Johan Krijgsman: probably “a certain extent”, we just do not know
Julian Jamison: I agree with the comments above that we are still very much operating on the margin (e.g. we could lock down a lot further if we felt the need). Furthermore I don’t find this argument convincing: we may cut off that option, or we may not. Similarly if we lock down for two months, we may cut off the option of avoiding another depression, or we may not. Why does it only go one way? Finally I’m surprised not to see any mention of the potential *health* effects of a lockdown: both isolation and unemployment are known to increase all-cause mortality, not to mention intimate partner violence; stress and reduced well-being; kids losing nutrition and education from school closures; etc. It simply isn’t one versus the other, so the answer isn’t as simple as “hold the line on health at first”.
Eric Rasmusen: You might want to say that this is the *main* reason to hold the line on health. Unless the lockdown is to be done forever, it merely delays the deaths rather than preventing them, unless we develop a vaccine or a good testing and suppression regime.
Eric Rasmusen: You need to redraw 1-3b, because currently it DOES allow the same amount of economic performance as before the pandemic. The new PPF has to hit the y-axis lower than the blue point.
Eric Rasmusen: Any point on the frontier has less of either health or economy that one at the end, including E and H. So that’s not the reason the hollowed-out part is a bad choice. Rather, it is suboptimal under convex preferences. That’s probably too hard to explain here. What you might say is that in the hollowed-out part (label one point there as X so you can refer to it), there is a big gain in Health from a little loss in Economy, but once you get to H, you have to sacrifice a lot of Economy to get a little gain in Health.
Michael Jones: At first, I thought a wartime analogy was appropriate, but I’m more skeptical about this analogy. During war, assets are destroyed, whereas in a pandemic, it seems like the assets are more in a “frozen” state. Unlike European factories that were destroyed during war, we can restart these assets so longer as the freeze isn’t destructive.
Eric Rasmusen: But cities did not completely shut down, and not shut down forever. You’re just saying that some cities chose the wrong margin.
Eric Rasmusen: Epidemics burn out. They are very very bad, but they don’t cause extinction. If they are too lethal, they can’t spread well, as you explain in the next paragraph.
Michael Jones: This seems true only conditional on an individuals risk preference.
Michael Jones: This seems like a good time to cite the quote at the beginning of the chapter. You can always revive the economy, but you can’t revive life.

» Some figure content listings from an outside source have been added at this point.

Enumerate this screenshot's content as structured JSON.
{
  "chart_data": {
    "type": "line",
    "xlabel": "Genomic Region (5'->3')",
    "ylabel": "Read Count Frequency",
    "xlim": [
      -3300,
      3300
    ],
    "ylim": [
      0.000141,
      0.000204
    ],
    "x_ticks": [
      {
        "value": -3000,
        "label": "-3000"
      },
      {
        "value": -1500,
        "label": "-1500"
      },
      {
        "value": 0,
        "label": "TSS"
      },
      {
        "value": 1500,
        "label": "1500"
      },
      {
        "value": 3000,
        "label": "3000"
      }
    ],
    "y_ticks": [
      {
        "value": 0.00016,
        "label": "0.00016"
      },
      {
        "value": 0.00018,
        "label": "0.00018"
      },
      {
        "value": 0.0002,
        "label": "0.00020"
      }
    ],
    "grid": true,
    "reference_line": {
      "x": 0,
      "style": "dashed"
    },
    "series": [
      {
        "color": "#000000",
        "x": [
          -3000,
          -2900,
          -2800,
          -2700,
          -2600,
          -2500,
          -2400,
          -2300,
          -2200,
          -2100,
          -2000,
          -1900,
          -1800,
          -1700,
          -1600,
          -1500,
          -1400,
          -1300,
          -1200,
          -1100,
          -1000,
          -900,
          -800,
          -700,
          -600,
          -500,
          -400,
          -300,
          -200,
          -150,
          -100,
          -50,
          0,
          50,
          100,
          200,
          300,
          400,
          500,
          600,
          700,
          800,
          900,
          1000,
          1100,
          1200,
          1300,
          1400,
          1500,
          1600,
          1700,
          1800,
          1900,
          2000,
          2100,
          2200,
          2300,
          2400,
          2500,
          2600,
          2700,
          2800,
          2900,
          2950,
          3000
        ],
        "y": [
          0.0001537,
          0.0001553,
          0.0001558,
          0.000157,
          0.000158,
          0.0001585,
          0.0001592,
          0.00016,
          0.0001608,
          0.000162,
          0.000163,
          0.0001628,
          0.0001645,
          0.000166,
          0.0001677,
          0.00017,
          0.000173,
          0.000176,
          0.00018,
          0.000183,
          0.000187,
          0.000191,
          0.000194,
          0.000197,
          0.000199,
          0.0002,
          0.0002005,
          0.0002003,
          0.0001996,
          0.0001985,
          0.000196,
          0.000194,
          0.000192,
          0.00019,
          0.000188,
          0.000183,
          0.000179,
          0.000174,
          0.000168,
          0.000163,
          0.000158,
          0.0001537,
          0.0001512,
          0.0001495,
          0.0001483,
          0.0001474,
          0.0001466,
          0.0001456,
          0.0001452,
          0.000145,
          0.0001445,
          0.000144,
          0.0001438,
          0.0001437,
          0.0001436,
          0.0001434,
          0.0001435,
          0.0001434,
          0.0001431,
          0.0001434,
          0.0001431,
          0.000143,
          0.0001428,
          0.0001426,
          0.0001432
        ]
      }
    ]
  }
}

Michael Jones: But it does seem that most of the policies reflect a slight dialing up or dialing down. E.g. take the case of cancelling elective surgeries. We are willing to take a slightly higher risk to do a liver transplant, but maybe not open surgeries up to hip replacements. Or in the case of essential businesses, we are saying that home improvement stores are essential, but not professional landscaping. It seems that all of these decisions are happening at the margin, by individual business / sector.
Eric Rasmusen: Michael Jones is right. The discussion here is throwing out the main insight of economics, which is that we always make tradeoffs. Right now, it’s about which businesses stay open—-restaurants for takeout are staying open, for example, as well as grocery stories. Later, we need to decide when to re-open—-which should be “never” if we don’t make tradeoffs.
Michael Jones: This might not be the time to discuss this, but investing in health doesn’t always mean a trade-off. E.g. the nutrition-productivity hypothesis that supports efficiency wages. We can invest in public health and have a stronger economy in some settings.
Michael Jones: Pandemic is another very popular board game with over 93K reviews on board game geek.
Dermot Crean: Needs editing?
Joseph McRae: “where [we] are now”
Samuel J. Klein:
John Suter: I think that Bill Gates said this too in one of his recent interviews.